If your doctor thinks a cyst causes your lump, needle aspiration can help diagnose your condition. During this procedure, your provider will guide a small needle into the lump and try to pull out the fluid. This fluid may then be sent to the lab for testing. If the lump is a cyst, removing the fluid through needle aspiration can treat and diagnose it. Most cysts do not need aspiration.


Usually, you’ll have a breast biopsy for a lump only after you’ve had other tests, like a mammogram. During a biopsy, your care team will use one of several methods to sample the lump. Using this sample, a lab can examine the cells and diagnose conditions like cancer, but remember that most breast biopsies aren’t positive for cancer.

Breast lump treatment

There is a wide range of treatment options for a lump in the breast—from at-home care to medications to surgical procedures. Treatments are targeted to your specific breast health needs. Some harmless breast conditions that don’t cause pain or other symptoms don’t need any care. Once your care team knows the cause of your breast lump, they’ll work with you to develop a personalized treatment plan to get the right care for you.

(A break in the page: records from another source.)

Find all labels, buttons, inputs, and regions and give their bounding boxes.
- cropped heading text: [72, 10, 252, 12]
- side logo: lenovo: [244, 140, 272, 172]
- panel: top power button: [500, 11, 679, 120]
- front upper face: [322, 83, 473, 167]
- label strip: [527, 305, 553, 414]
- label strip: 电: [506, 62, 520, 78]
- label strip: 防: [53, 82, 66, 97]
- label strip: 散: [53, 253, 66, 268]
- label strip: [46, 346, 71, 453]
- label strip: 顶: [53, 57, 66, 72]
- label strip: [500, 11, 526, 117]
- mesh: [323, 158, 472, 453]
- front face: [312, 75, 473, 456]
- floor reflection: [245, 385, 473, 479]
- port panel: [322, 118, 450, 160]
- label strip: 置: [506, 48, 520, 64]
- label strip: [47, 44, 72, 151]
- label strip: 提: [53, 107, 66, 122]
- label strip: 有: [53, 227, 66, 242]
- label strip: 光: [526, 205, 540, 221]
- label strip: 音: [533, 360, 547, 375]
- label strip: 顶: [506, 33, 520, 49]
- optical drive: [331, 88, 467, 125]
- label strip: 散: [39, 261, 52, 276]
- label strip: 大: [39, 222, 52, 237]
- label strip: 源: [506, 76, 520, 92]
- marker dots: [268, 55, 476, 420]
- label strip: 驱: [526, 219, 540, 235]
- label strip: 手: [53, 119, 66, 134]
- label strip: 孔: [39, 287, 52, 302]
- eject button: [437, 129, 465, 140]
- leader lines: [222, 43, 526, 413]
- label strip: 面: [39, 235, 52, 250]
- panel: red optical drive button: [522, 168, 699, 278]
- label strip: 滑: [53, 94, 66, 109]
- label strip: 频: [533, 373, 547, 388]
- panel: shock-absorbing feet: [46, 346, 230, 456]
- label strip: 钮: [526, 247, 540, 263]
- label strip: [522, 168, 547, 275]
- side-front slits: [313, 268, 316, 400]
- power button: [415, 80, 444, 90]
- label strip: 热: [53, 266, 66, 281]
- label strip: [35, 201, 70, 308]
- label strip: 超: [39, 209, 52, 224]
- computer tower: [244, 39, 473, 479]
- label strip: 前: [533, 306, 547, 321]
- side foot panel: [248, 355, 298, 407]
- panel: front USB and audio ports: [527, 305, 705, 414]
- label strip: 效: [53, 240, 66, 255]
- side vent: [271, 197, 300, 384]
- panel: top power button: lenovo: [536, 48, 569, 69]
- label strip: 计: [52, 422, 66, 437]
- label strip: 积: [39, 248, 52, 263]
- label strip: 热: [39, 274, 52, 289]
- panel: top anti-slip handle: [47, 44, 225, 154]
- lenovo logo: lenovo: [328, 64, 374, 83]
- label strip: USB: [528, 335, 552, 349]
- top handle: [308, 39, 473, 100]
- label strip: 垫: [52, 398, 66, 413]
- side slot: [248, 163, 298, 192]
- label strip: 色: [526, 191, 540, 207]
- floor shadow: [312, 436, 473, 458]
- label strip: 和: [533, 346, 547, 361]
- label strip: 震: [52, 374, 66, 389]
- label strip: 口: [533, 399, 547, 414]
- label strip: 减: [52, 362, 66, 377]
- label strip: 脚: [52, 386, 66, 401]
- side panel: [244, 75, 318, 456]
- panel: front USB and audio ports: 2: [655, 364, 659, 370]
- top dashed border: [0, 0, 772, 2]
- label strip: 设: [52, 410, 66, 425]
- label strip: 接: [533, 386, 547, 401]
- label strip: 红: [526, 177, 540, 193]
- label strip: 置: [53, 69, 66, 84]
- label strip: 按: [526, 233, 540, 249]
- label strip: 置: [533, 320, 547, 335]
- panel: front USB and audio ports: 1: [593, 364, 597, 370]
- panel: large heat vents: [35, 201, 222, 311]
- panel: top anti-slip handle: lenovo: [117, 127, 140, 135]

If you’re diagnosed with breast cancer, our team is here for you every step of the way through diagnosis, breast cancer treatment and survivorship. The sooner breast cancer is detected, the more treatment options you have. That’s why getting checked is so important if you notice a breast lump.

Some breast lump treatment options include:

  • At-home care to reduce discomfort due to fibrocystic changes
  • Prescription medications for a breast infection
  • Fine-needle aspiration to drain fluid from cysts
  • Lumpectomy to remove a cancerous growth or surgical excision of a non-cancerous growth
  • Chemotherapy or radiation for breast cancer
  • Mastectomy for breast cancer, which removes the entire breast

Our breast imaging centers near you

We offer several locations for your care, including women’s imaging centers in North and Central Texas that specialize in tests to help diagnose the cause of a breast lump.

Frequently asked questions

  • Are breast lumps painful?

    Sometimes. Breast lumps can be painful, but not always. Breast lumps caused by conditions like a cyst or infection are often painful or tender. Other lumps, like those caused by breast cancer or a harmless growth, may not cause any pain at all.

  • Are breast lumps normal?

    It depends. Some types of breast lumps are normal. More than half of people with breasts have normal fibrocystic changes that make the breasts feel lumpy. However, if you have a new lump that persists or other symptoms, that’s not normal. Visit your doctor to get checked.

  • Are breast lumps hard?

    Not every breast lump is hard, but some can be. Depending on the cause, your breast lump can feel movable and soft instead of hard. While breast lumps caused by breast cancer tend to be firm, many other conditions can also cause lumps that feel hard.

  • What does a breast lump feel like?

    Breast lumps feel different depending on what’s causing the swelling. Lumps that aren’t caused by cancer may feel smooth and can be tender when you touch them or move around when pressed. A lump caused by breast cancer often feels hard and may not cause pain.

  • What kind of doctor should I see for a breast lump?

    Start with a visit to your OBGYN or primary care provider when you have a breast lump. Your doctor can examine the node and decide your next steps. You may see other doctors, such as a breast surgeon, if you need additional care.